Mostly concurrent marking
Tracks mutations in Card
Revisits mutated Cards
STW to catch up on mutations


Concurrent Sweeping
Does not compact: maintains a free list, does not move objects
Fallbacks to full collection (monolithic STW) for compaction etc.

Hotspot G1 GC (aka Garbage First)


Monolithic STW copying NewGen
Mostly concurrent OldGen marker

mostly concurrent marking

single STW to catch up on mutations


tracks inter-region relationships in remembered sets


STW mostly incremental compactions OldGen

Objective: avoid having a full collection as much as possible
Compact sets of regions that can be scanned in limited time
delay compaction of popular objects & regions


Fallback to Full Collection (monolithic STW) used for compacting popular objects and regions

Modern Collectors

Use concurrent compaction (finally!)

Azul C4 GC: Production ready collector in Zing JVM (ZVM) since Java 7.
Shenandoah: Experimental collector in OpenJDK 12
ZGC: Experimental collector in OpenJDK 11, production ready in OpenJDK 15

Azul C4 GC

Objectives for solving STW


Robust concurrent marking:

in the presence of high mutation allocation rates
cover modern runtime semantics (example, weak refs, lock deflation etc.)


Compaction that is not monolithic STW

stay responsive even when compacting terabyte Heaps
must be robust, and not just delay STW compaction. Current incremental STW attempts fall short on robustness


YoungGen that is not monolithic STW

stay responsive when promoting multi-GBs data-spikes
concurrent or incremental STW may both be OK.


Features

Its a continuously concurrent compacting collector.

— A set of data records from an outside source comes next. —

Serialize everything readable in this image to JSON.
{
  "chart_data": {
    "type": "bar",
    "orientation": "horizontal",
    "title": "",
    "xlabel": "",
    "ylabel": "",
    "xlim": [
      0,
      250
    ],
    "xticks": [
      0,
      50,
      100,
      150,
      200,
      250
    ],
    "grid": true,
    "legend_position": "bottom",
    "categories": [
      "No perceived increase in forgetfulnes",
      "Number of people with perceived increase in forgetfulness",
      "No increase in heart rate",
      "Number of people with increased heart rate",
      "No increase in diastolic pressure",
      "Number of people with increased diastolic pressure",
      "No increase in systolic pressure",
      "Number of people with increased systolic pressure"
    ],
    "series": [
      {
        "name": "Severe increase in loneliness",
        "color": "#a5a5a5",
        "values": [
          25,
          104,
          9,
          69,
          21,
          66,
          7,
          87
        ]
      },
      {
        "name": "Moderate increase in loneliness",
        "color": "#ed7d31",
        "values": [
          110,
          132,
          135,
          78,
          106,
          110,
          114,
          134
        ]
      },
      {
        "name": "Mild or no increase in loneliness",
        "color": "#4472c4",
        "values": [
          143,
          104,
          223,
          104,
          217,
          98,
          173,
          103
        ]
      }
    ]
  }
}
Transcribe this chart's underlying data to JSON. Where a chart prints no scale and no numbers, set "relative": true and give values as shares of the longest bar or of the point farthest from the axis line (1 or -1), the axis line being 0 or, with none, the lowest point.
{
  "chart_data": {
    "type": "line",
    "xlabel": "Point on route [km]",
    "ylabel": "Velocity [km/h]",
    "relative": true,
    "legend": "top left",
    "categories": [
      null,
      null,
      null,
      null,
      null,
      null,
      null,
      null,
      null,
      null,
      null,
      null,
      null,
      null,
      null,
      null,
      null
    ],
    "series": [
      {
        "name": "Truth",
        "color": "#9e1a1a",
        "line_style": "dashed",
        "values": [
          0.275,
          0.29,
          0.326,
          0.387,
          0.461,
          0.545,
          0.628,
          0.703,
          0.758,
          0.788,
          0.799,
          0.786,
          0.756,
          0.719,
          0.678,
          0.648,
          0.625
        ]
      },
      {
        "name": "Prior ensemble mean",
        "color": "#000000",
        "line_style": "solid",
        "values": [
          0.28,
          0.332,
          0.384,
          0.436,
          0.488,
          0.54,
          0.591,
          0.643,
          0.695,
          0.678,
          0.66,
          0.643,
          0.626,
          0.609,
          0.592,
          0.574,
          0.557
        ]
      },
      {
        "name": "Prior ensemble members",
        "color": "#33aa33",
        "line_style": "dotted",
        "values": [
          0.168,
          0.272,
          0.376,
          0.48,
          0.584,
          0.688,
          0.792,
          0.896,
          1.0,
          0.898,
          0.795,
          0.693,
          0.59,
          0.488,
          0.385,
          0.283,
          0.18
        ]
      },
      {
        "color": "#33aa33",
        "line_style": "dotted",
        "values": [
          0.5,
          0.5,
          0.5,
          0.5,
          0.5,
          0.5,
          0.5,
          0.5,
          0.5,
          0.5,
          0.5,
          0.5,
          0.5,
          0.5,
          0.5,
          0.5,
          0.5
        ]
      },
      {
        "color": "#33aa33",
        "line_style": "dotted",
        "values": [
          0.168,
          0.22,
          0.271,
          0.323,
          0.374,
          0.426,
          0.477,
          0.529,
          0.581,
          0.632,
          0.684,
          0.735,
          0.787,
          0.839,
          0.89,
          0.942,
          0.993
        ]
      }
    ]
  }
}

Concurrent guaranteed single-pass marker

oblivious to mutation rate
concurrent reference (weak, soft, final) processing.


Concurrent compactor

Objects moved without stopping mutator
References remapped without stopping mutator
Can relocate entire generation (NewGen/OldGen) in every GC cycle


Concurrent compacting NewGen
Concurrent compacting OldGen
No STW fallback (the option exists, but is not the default behaviour)